Gold backed dollars can’t just be printed up at will. Gold or silver backed "bills" are just that, claims that have to be paid in “lawful money." Old bills had promises printed right on them that the bearer would be paid in gold on demand. If someone demanded gold and wasn’t paid, word traveled fast. Before long no one would accept the bills.
Such a situation severely limited the power to buy votes. It also happened that the gold standard also hampered bankers’ ability to loan money they didn’t have. Having to maintain a reserve of gold against the possible demands of depositors put a severe crimp in a bank’s ability to generate new loans and obscene profits.
In 1913, for their mutual benefit, politicians and bankers put together the greatest swindle in history. They conspired to abandon the discipline of gold and opened the door to the greatest financial bubble the world has ever seen.
The Federal Reserve Act granted the Fed the exclusive power to issue new dollars. Bankers were allowed to back these dollars, issued as loans, with paper “reserves” consisting of government IOU’s, which politicians can issue in unlimited amounts. The Fed would always have money to lend. Congress would always be able to borrow from the Fed because government IOU’s supplied the unlimited reserves to back the loans.

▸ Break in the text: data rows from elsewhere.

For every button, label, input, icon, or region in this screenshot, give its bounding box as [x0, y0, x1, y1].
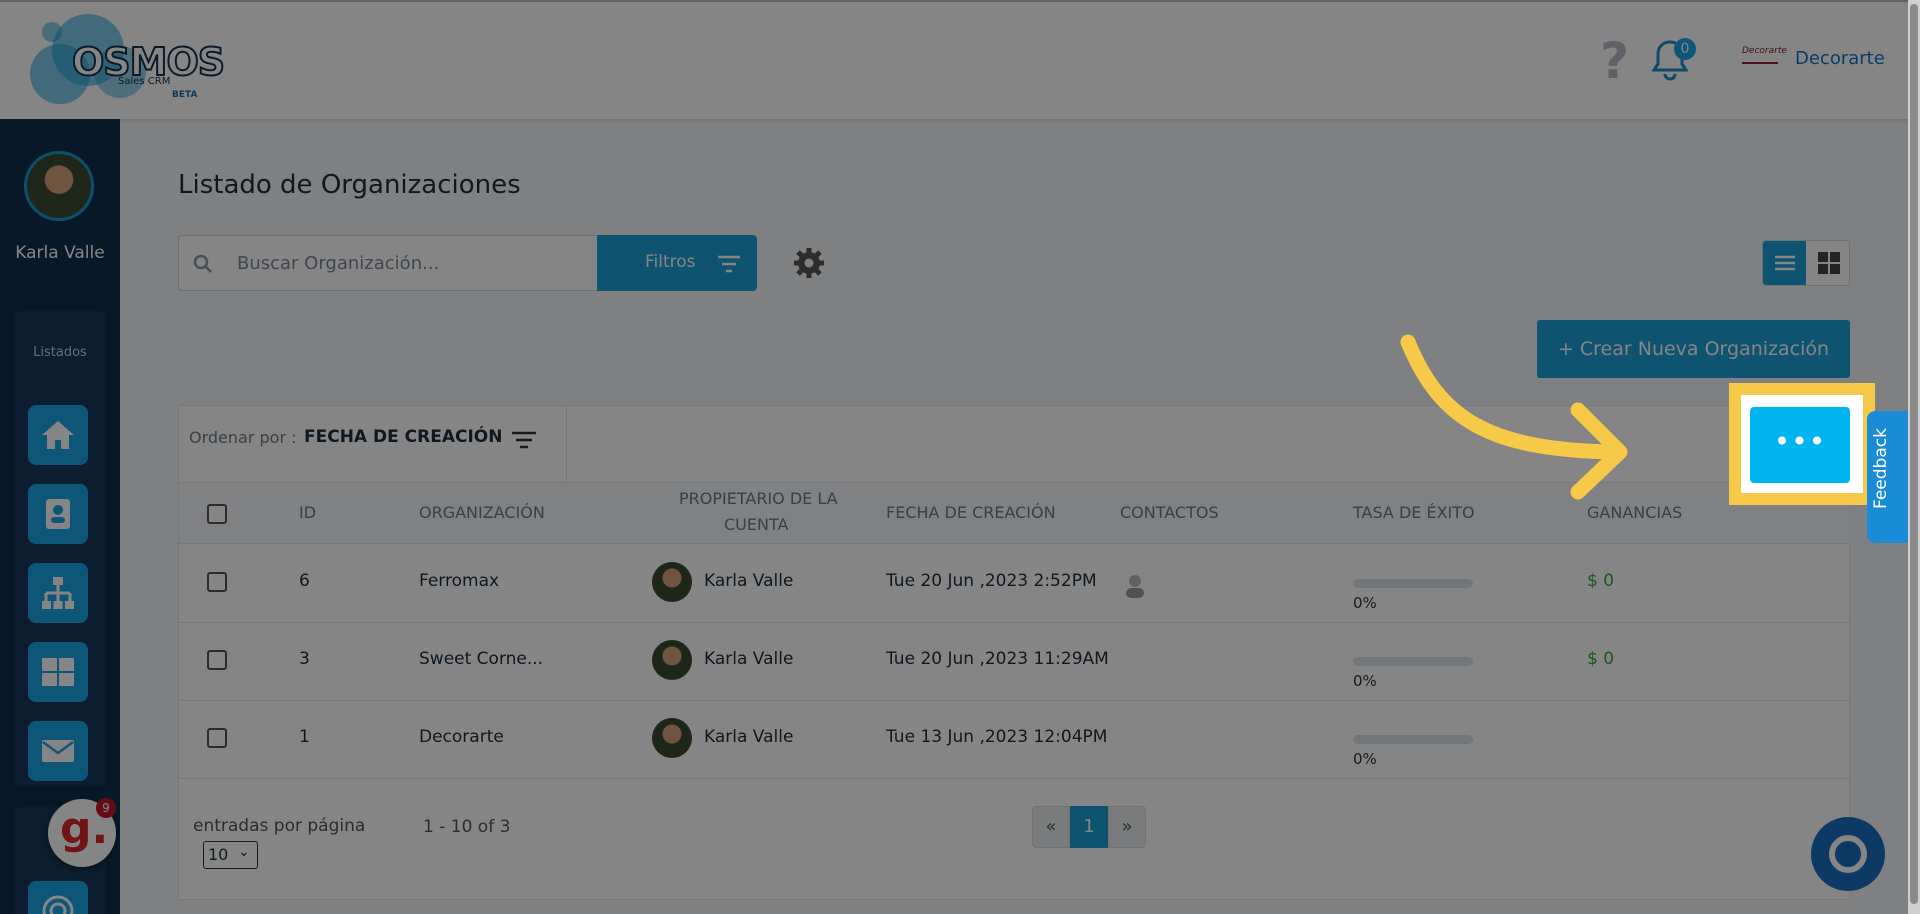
tutorial-arrow-icon — [1400, 334, 1628, 500]
feedback-label: Feedback — [1871, 428, 1891, 509]
page-scrollbar[interactable] — [1908, 0, 1920, 914]
feedback-tab[interactable]: Feedback — [1867, 411, 1909, 543]
scrollbar-thumb[interactable] — [1910, 4, 1918, 904]
more-options-button[interactable]: ••• — [1750, 407, 1850, 483]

Together bankers and politicians granted themselves the power to borrow all the wealth in the world and never pay it back.

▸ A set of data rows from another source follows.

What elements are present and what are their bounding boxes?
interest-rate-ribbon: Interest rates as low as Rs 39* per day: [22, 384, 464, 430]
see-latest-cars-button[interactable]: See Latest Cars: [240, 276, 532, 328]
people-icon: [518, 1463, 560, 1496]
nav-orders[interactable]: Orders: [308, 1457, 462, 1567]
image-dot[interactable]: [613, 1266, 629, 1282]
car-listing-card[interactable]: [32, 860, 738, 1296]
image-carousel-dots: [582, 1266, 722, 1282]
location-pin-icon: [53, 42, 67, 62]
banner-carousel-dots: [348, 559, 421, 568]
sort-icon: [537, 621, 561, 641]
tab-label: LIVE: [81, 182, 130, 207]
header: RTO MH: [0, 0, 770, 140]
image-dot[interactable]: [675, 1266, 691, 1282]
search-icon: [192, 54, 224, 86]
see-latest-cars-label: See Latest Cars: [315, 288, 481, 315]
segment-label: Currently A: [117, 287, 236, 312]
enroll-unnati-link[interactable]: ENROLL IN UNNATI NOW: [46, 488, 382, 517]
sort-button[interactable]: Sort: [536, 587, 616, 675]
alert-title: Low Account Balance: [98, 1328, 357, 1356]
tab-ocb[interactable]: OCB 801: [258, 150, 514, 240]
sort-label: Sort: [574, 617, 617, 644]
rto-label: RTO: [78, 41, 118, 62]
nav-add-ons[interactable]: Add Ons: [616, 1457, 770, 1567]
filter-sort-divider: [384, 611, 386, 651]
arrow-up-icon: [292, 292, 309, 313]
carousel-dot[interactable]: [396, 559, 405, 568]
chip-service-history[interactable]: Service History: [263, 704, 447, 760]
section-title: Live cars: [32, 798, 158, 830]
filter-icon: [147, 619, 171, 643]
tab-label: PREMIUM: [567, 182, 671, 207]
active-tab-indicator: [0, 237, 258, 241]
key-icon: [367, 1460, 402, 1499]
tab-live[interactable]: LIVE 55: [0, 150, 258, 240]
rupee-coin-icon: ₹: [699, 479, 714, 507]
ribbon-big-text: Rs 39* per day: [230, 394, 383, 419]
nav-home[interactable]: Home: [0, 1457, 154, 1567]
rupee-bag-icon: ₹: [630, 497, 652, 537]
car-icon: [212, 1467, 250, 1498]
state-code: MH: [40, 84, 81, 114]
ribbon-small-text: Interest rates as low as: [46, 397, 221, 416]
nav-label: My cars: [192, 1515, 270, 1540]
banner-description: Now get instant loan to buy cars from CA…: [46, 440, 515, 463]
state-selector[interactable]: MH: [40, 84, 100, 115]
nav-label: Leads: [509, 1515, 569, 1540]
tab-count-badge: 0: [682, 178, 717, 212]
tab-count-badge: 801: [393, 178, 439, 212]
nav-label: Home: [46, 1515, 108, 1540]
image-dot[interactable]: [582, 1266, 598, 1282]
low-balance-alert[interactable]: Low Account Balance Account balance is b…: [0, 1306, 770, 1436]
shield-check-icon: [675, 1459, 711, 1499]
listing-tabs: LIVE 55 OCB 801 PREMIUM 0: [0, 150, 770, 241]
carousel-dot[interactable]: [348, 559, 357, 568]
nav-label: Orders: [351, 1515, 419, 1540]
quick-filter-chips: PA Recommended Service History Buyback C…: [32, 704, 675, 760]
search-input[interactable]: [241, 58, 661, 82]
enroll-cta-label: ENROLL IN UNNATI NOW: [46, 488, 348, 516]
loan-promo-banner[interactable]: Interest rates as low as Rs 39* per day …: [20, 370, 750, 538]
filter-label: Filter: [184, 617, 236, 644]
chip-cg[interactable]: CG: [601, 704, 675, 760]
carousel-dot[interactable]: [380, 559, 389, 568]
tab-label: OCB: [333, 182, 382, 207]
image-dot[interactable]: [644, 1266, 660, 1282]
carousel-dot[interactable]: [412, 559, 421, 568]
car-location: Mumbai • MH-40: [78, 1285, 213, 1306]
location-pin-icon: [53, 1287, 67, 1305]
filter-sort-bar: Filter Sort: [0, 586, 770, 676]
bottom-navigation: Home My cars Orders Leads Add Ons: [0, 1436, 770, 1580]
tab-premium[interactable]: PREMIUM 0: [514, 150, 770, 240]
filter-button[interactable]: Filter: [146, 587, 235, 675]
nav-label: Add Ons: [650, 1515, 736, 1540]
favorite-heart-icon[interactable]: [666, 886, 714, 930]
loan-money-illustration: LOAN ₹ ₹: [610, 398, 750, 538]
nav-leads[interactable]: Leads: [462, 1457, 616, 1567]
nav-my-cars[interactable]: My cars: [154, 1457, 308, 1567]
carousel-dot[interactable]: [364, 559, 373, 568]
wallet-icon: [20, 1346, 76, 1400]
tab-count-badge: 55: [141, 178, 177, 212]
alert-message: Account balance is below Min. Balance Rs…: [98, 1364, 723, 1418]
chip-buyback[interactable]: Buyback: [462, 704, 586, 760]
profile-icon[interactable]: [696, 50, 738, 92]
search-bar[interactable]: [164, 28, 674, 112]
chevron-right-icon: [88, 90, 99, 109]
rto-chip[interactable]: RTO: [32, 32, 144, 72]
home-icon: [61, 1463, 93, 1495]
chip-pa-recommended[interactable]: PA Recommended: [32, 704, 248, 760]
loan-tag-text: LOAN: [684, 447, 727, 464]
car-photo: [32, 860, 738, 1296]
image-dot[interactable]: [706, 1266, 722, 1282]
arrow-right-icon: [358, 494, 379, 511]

There was just one hitch. The suckers who would have to provide the real wealth against which the flood of paper would have claims, ordinary working Americans, could still escape to God’s own money, gold. After the first inflationary bubble blew in 1929, people did just that, pulling cash out of banks at a furious pace. This was unacceptable to the bankers and politicians. Franklin D. Roosevelt, therefore, by executive order, eliminated Americans’ right to own gold.
There was then no escape. The transition to a “fiat” currency (that is, a currency whose value is determined by law, by fiat, rather than intrinsic value) was complete for U.S. citizens. In 1971 Richard Nixon would extend the system to the world when he halted the redemption of dollars for gold by foreign banks.
The Fed churns out paper on demand from banks and politicians. Politicians get votes. Special political interests get subsidies. Banks get an infinite supply of deposits. The public gets screwed. More and more dollars create only more and more claims against real wealth, not real wealth itself. Printing more dollars doesn’t increase the supply of beer, burgers and cigars, only their price.
Nearly 100 years after this scheme was hatched, the world’s finances are floating on an unimaginably vast ocean of paper dollars, dollars created via loans, loans which, in their unfathomable immensity, can never be repaid. When those holding paper dollars figure out they are not going to be paid anything, the paper notes will trade at deeper and deeper discounts until finally they return to their intrinsic value.
Inflation is a device for shifting wealth from those who produce it to those who manipulate the money supply. The only way to prevent that transfer is to forbid any central authority over the creation of money. That, in a single sentence, is the monetary policy Dr. Paul proposes we return to.
In the first 100 years of American history, under a system of honest money, prices hardly changed at all and the United States became the most prosperous nation on earth. An ounce of gold was $20 in 1800 and in 1900. Since the Fed took over our money supply, the dollar has dropped in value to where it takes nearly a thousand of them to buy that same $20 gold piece. Americans are less prosperous now than they were when Jimmy Carter was president.
The connection between honest money and prosperity is fundamental. President Paul would restore it. No one else will even talk about it.